Scope of Competition
There are many factors that shape the competitive landscape of the car rental industry. Competition comes from two main sources throughout the sequence. On the vacation consumer’s end of the selection range, competition is fierce not only because the market is saturated and well guarded by industry leader Enterprise, but competitors operate at a cost disadvantage along with smaller market shares since Enterprise has established a network of dealers over 90 percent the leisure portion. On the corporate portion, on the other hand, competition is very strong at the air-ports since that portion is under tight administration by Hertz. Because the industry have a massive economic downfall in recent years, it has upgraded the scale of competition within most of the companies that lasted. Competitively speaking, the rental car industry is a war-zone as most rental agencies including Enterprise, Hertz and Avis among the major players engage in a battle of the fittest.
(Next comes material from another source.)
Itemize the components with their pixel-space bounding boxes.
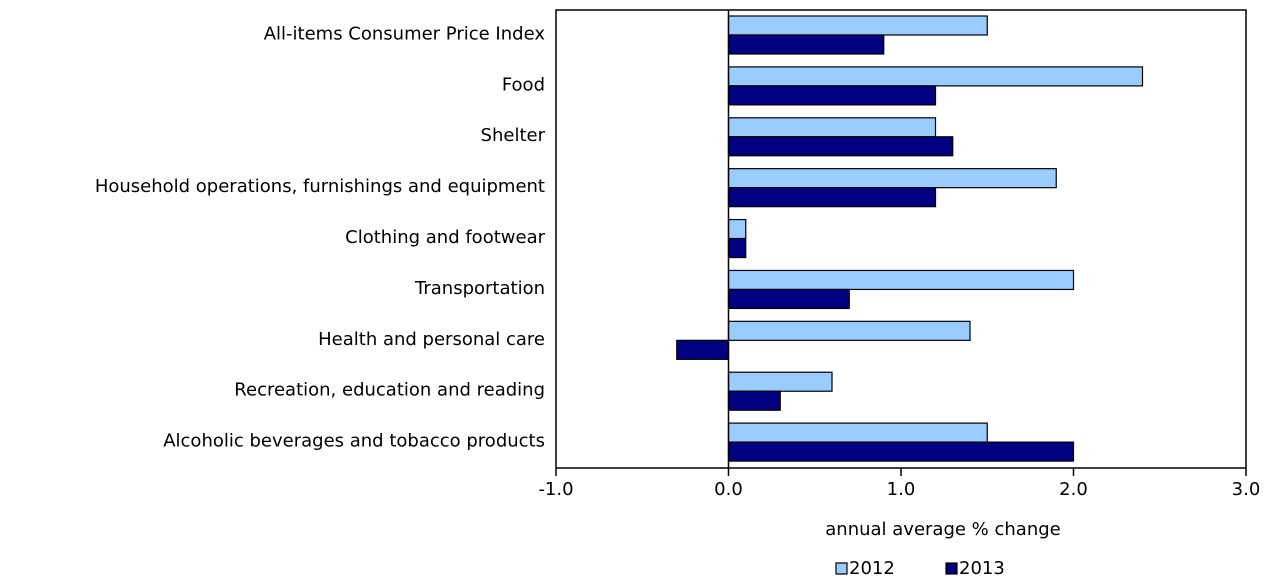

Over the past five years, most firms have been working towards enhancing their fleet sizes and increasing the level of profitability. Enterprise currently the company with the largest fleet in the us alone has added 75, 000 vehicles to its fleet since 2002 that assist increase its number of facilities to 170 at the air-ports. Hertz, on the other hand, has added 25, 000 vehicles and widened its international presence in one humdred and fifty counties as opposed to 140 in 2002. In addition, Avis has increased its fleet from 210, 000 in 2002 to 220, 000 despite recent economic adversities. Over the years following the economic depression, although most companies throughout the industry were struggling, Enterprise among the industry leaders had been growing steadily. For example, annual sales reached $6. 3 in 2001, $6. 5 in 2002, $6. 9 in 2003 and $7. 4 thousand in 2004 which translated into a growth rate of 7. 2 percent a year for the past four years. Since 2002, the industry has begun to regain its footing in the sector as overall sales grew from $17. 9 thousand to $18. 2 thousand in 2003. According to industry analysts, the better days of the rental car industry have yet to come. Over the course of the next several years, the industry is expected to experience accelerated growth valued at $20. fifth 89 thousand each year following 2008 “which equates to a CAGR of 2. 7 % [increase] in the 2003-2008 period. ”
Over the past few years the rental car industry has made a great deal of progress to facilitate it distribution processes. Today, there are approximately 19, 000 rental locations yielding about 1. 9 million rental cars in the us alone. Because of the increasingly abundant number of car rental locations in the us alone, strategic and tactical approaches are looked at in order to insure proper distribution throughout the industry. Distribution comes together within two interrelated sectors. On the corporate market, the cars are distributed to air-ports and hotel surroundings. On the leisure portion, on the other hand, cars are distributed to agency owned facilities that are handily located within most major roads and metropolitan areas.
In the past, leaders of rental car companies used to rely on gut-feelings or intuitive guesses to make decisions about how many cars to have in a particular fleet or the utilization level and performance standards of keeping certain cars in one fleet. With that methods, it was very difficult to maintain a level of balance that would satisfy consumer demand and the desired level of profitability. The distribution process is pretty simple throughout the industry. To begin with, leaders must determine the number of cars that must be on inventory on a daily basis. Because a very noticeable problem arises when too many or not enough cars are available, most car rental companies including Hertz, Enterprise and Avis, use a “pool” which is a group of independent rental facilities that share a fleet of vehicles. Basically, with the pools in place, rental locations operate more efficiently since they reduce the risk of low inventory if not eliminate rental car shortages.